Next Greater Element I

如果要保证O(n)的时间复杂度，这里自己只想出了利用栈和哈希表一起来查找的方法，栈用来找右边相邻的大数，哈希用来记录位置

class Solution(object):
    def nextGreaterElement(self, findNums, nums):
        """
        :type findNums: List[int]
        :type nums: List[int]
        :rtype: List[int]
        """
        store = {}
        stack = []
        for index, num in enumerate(nums):
            while stack and nums[stack[-1]] < num:
                store[nums[stack.pop()]] = num
            stack.append(index)

        while stack:
            store[nums[stack.pop()]] = -1

        result = []
        for num in findNums:
            result.append(store[num])
        return result

Next Greater Element II

Given a circular array (the next element of the last element is the first element of the array), print the Next Greater Number for every element. The Next Greater Number of a number x is the first greater number to its traversing-order next in the array, which means you could search circularly to find its next greater number.

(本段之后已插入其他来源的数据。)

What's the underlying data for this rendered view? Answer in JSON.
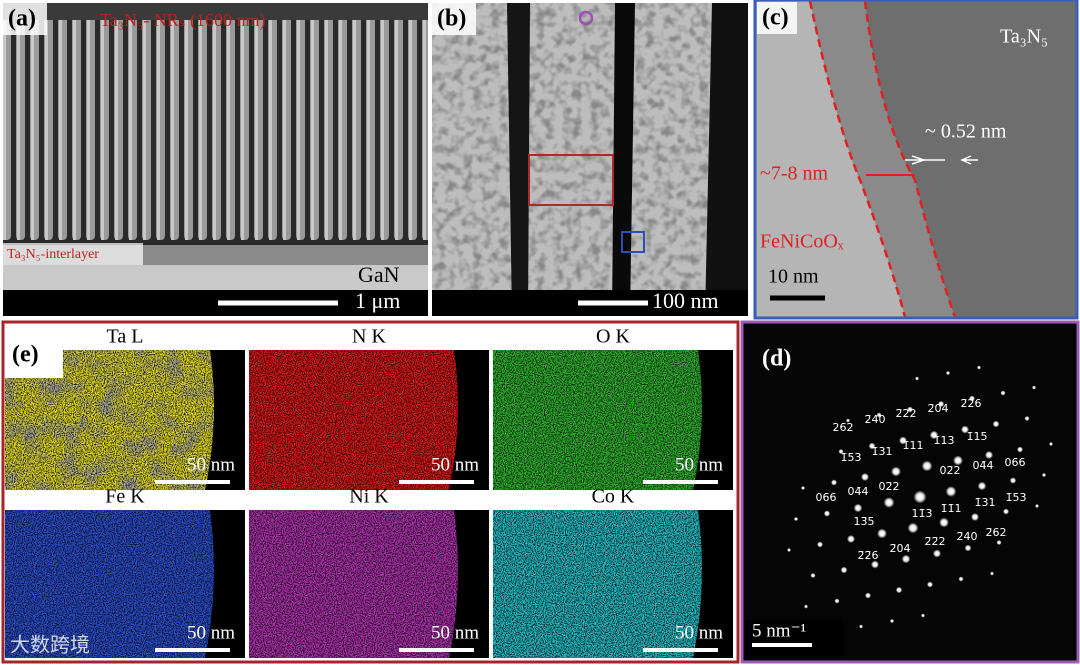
{
  "panels": {
    "a": {
      "label": "(a)",
      "annotation": "Ta₃N₅- NRₛ (1600 nm)",
      "interlayer": "Ta₃N₅-interlayer",
      "substrate": "GaN",
      "scale": "1 μm"
    },
    "b": {
      "label": "(b)",
      "scale": "100 nm"
    },
    "c": {
      "label": "(c)",
      "material": "Ta₃N₅",
      "spacing": "~ 0.52 nm",
      "thickness": "~7-8 nm",
      "coating": "FeNiCoOₓ",
      "scale": "10 nm"
    },
    "d": {
      "label": "(d)",
      "scale": "5 nm⁻¹",
      "indices": [
        "26̄2",
        "2̄40",
        "2̄22",
        "2̄04",
        "2̄2̄6",
        "1̄53",
        "1̄31",
        "1̄11",
        "1̄13",
        "1̄15",
        "02̄2",
        "04̄4",
        "06̄6",
        "06̄6",
        "04̄4",
        "02̄2",
        "11̄3",
        "1̄1̄1",
        "1̄31",
        "1̄53",
        "13̄5",
        "2̄2̄6",
        "2̄04",
        "2̄2̄2",
        "2̄40",
        "2̄62"
      ]
    },
    "e": {
      "label": "(e)",
      "maps": [
        {
          "element": "Ta L",
          "scale": "50 nm"
        },
        {
          "element": "N K",
          "scale": "50 nm"
        },
        {
          "element": "O K",
          "scale": "50 nm"
        },
        {
          "element": "Fe K",
          "scale": "50 nm"
        },
        {
          "element": "Ni K",
          "scale": "50 nm"
        },
        {
          "element": "Co K",
          "scale": "50 nm"
        }
      ]
    }
  },
  "watermark": "大数跨境"
}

If it doesn't exist, output -1 for this number.

Example 1:

Input:
 [1,2,1]

Output:
 [2,-1,2]

Explanation:
 The first 1's next greater number is 2; 

The number 2 can't find next greater number; 
The second 1's next greater number needs to search circularly, which is also 2.

Note:The length of given array won't exceed 10000.

这道题的思路很好想其实，我们每次只需要把比当前栈顶对应元素还要小的值压入栈中，而如果是比栈顶大，则把栈中的元素一直弹出并把他们对应位置的greater element改成当前元素即可，另外这里需要注意数组是肯定需要遍历两遍才行的，考虑[7,6,5,4,3,2,1]这个数组就知道了，第一遍遍历是不可能把所有元素的greater element赋值的，只有第二遍才行，另外最后我们还需要把栈清空，这么做的原因则考虑[7,7,7,6,5,4,3,2,1]，显然三个最大值7是没有greater element的，只能最后从栈中单独清理出来，下面是自己的代码，感觉比LeetCode的答案更加易于理解

class Solution(object):
    def nextGreaterElements(self, nums):
        """
        :type nums: List[int]
        :rtype: List[int]
        """
        n = len(nums)

        if not n:
            return []

        res = [None] * n
        stack = [0]

        # 第一遍循环把数组中的部分数赋予了greater element（指在最大值出现之前的所有数）

        for i in xrange(1, n):
            if nums[stack[-1]] >= nums[i]:
                stack.append(i)
                continue
            while stack and nums[stack[-1]] < nums[i]:
                index = stack.pop()
                res[index] = nums[i]
            stack.append(i)

        # 第二遍循环将最大值之后的数赋予greater element

        for i in xrange(n):
            while stack and nums[stack[-1]] < nums[i]:
                index = stack.pop()
                res[index] = nums[i]

            if not stack:
                break

        # 第三遍清空栈将最大值或者和最大值相等的所有数赋予greater element

        while stack:
            res[stack.pop()] = -1

        return res

二刷简洁版

class Solution(object):
    def nextGreaterElements(self, nums):
        """
        :type nums: List[int]
        :rtype: List[int]
        """
        stack = []
        n = len(nums)
        result = [0] * n
        for i in xrange(n):
            while stack and nums[stack[-1]] < nums[i]:
                result[stack.pop()] = nums[i]
            stack.append(i)

        for i in xrange(n):
            while stack and nums[stack[-1]] < nums[i]:
                result[stack.pop()] = nums[i]

        while stack:
            result[stack.pop()] = -1

        return result